Ganz großartiger Artikel bzw wohl eher Buch über Evangelikalismus im Vergleich mit Fundamentalismus in den USA und hier. Ist sehr nützlich, wenn man seine eigene Position spiegeln will, wenn man sein Vorverständnis erkennen will und eine eigene Position sucht. Er ist von "außen" geschrieben, wahrscheinlich aus dem rechten Flügel der liberalen Christen oder so. (also die die noch am ehesten Verständnis für Evangelikale haben)
Gerade wenn man dekonstruktionistisch drauf ist, braucht man sowas mal.
Ich hätte schon mindestens 4 Sachen zitieren können, der Artikel gibt einfach einen Haufen Anregungen für verschiedenste Sachegebiete, allein das Vorwort ist der Burner!
Noch was: da wir gerade beim Dekonstruktionismus sind, also beim Hinterfragen. Ich denke ich habe eine Grenze für das Hinterfragen erkannt, ein Fundament. Und das ist nicht unbedingt die Bibel (bin mir nicht ganz sicher) auf jedenfall setzt der Apostel Paulus diese Grenze woanders:
"Denn ich hielt es für richtig, unter euch nichts zu wissen als allein Jesus Christus, den Gekreuzigten." 1.Kor.2:2. (1. Kor. 1 und 2 sind wieder so Stellen wo es in mir kribbelt, wo ich einfach weiß: die Stelle hat extreme Relevanz für die Kirche heute) .

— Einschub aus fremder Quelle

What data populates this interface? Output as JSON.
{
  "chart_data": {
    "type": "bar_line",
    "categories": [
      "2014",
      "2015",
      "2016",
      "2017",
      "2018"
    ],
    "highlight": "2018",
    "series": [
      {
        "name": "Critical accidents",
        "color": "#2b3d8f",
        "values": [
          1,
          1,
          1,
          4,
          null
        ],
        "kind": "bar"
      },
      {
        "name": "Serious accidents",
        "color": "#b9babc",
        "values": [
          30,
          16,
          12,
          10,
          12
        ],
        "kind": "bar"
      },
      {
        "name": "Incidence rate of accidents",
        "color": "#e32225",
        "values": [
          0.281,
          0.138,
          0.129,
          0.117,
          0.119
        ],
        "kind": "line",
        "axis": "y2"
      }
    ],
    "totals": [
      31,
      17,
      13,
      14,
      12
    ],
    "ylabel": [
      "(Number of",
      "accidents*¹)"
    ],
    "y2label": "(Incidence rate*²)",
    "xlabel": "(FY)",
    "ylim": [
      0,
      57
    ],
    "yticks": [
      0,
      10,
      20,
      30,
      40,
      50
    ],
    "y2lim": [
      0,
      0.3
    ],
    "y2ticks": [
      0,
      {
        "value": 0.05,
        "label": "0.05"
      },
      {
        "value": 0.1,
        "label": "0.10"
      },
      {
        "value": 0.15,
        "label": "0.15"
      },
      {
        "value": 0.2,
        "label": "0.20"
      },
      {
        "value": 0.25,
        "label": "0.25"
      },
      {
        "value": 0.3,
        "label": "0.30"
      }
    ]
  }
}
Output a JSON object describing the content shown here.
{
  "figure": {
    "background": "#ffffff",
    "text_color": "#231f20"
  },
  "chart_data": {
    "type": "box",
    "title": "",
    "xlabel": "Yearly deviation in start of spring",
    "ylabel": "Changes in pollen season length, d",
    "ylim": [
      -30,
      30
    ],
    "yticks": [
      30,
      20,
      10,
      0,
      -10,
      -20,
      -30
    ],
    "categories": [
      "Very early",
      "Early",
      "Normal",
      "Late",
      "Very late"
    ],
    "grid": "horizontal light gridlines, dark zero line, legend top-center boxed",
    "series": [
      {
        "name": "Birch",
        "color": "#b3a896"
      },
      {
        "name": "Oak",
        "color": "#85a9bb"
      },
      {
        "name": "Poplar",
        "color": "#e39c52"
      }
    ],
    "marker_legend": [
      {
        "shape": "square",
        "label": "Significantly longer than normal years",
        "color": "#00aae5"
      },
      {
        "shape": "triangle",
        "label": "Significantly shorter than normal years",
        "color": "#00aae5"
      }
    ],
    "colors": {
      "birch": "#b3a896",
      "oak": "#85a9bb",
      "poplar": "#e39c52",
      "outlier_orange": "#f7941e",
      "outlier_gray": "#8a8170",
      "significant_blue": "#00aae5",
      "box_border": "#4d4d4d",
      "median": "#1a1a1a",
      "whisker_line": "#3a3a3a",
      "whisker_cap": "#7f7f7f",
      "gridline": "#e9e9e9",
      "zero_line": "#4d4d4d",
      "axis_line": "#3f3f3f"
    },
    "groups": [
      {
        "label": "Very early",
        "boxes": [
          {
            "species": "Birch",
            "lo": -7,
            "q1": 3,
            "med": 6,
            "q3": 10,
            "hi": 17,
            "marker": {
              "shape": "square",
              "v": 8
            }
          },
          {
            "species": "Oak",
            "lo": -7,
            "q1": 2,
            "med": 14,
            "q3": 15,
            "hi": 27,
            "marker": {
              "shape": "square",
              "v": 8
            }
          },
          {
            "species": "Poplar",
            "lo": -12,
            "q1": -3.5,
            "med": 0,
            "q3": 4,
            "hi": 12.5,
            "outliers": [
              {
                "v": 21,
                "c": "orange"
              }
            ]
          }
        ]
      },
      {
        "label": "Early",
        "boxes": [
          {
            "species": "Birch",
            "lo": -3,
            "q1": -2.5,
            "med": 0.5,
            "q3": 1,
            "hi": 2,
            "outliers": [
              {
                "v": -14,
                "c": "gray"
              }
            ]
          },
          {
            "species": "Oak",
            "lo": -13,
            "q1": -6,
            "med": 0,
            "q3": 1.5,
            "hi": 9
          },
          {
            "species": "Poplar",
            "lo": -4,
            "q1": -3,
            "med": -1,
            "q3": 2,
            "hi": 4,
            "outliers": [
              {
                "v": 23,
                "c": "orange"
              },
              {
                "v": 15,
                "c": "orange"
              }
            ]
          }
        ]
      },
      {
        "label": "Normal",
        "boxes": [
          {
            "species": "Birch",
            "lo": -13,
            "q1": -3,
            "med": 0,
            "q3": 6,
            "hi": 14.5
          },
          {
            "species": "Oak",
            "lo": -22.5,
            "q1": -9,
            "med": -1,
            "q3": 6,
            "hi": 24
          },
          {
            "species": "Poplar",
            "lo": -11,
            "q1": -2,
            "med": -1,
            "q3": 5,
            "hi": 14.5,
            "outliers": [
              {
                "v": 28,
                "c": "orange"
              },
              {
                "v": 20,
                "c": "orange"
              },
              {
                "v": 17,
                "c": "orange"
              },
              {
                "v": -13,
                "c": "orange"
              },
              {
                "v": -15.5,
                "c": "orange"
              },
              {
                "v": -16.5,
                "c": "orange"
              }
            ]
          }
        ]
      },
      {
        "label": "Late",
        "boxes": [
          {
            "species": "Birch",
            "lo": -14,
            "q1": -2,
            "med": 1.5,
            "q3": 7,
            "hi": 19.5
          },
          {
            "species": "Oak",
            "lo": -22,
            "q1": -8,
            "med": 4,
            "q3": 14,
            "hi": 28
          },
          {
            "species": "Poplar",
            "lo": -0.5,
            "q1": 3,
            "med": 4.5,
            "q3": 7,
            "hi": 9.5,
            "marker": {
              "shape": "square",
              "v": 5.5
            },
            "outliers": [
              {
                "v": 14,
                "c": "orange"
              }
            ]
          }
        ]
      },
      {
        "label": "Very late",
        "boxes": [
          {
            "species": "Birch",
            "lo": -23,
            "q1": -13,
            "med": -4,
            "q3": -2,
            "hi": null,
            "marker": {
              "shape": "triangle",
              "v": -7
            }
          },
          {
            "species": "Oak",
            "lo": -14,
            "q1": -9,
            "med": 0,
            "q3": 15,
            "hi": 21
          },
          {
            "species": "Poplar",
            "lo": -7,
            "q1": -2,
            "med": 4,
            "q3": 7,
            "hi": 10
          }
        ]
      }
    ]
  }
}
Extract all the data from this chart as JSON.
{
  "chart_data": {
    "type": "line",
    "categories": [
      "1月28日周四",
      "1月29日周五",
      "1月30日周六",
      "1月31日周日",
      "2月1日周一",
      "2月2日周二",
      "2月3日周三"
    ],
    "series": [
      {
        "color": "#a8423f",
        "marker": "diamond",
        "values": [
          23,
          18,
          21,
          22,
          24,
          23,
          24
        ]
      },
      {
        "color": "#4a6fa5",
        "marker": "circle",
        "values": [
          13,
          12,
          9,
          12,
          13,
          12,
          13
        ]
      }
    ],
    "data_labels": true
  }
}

Also das Fundament ist die Biographie des Christuses und vor allem die Lehre vom Kreuz, wie sie in der Bibel entfaltet wird. Das bleibt unantastbar bei allen Zweifeln und Fragen. Alles andere wie die evangelikale Moral, die Ansichten über Erweckung, die Ansicht über Bekehrung, kann und darf (und muss?) man immer mal wieder zur Seite schieben um zu prüfen inwieweit sie wirklich biblisch sind. Das ist dieser Semper Reformanda Apsekt der Reformation (also die Aufforderung, die Kirche einen ständigen Reformations- und Prüfungsprozess zu unterziehen).
Wozu das Ganze?
Der Artikel oben drückt es so aus:
"
Was am theologischen Fundamentalismus auffällt, sind seine dogmatischen Zuspitzungen und einseitigen Gewichtungen, sei es zum Thema Abtreibung, Homosexualität oder Endzeit. Diese Dogmatismen gehen auf ihre eigene Art manchmal bis oft über den legitimen Interpretationsspielraum der Bibel hinaus. Es ist also nicht unbedingt falsch zu sagen, dass der Fundamentalismus im Begriff ist, sein eigenes Fundament zu vernachlässigen. Die Eigendynamik des Fundamentalismus bewirkt oft, dass der Fundamentalismus wichtiger ist, als das, was eigentlich gegenüber den modernen und postmodernen Herausforderungen bewahrt werden soll: der Glaube an Jesus Christus und die Bibel als das Glaubensfundament schlechthin. Wir sehen daraus, dass die bibelorientierten, erweckten Christen, oder wie immer man sie nennen möchte, gleich in welcher Konfession oder Denomination oder ob sie überhaupt in einer zuhause sind, sich in Zukunft nicht nur von der theologischen Linken, sondern auch von der theologischen Rechten und ihrer glaubenskulturellen Bibelkritik abzugrenzen haben. Andernfalls könnte der reformatorische Grundsatz sola scriptura (alleine die Schrift) getrübt oder sogar verschüttet werden.."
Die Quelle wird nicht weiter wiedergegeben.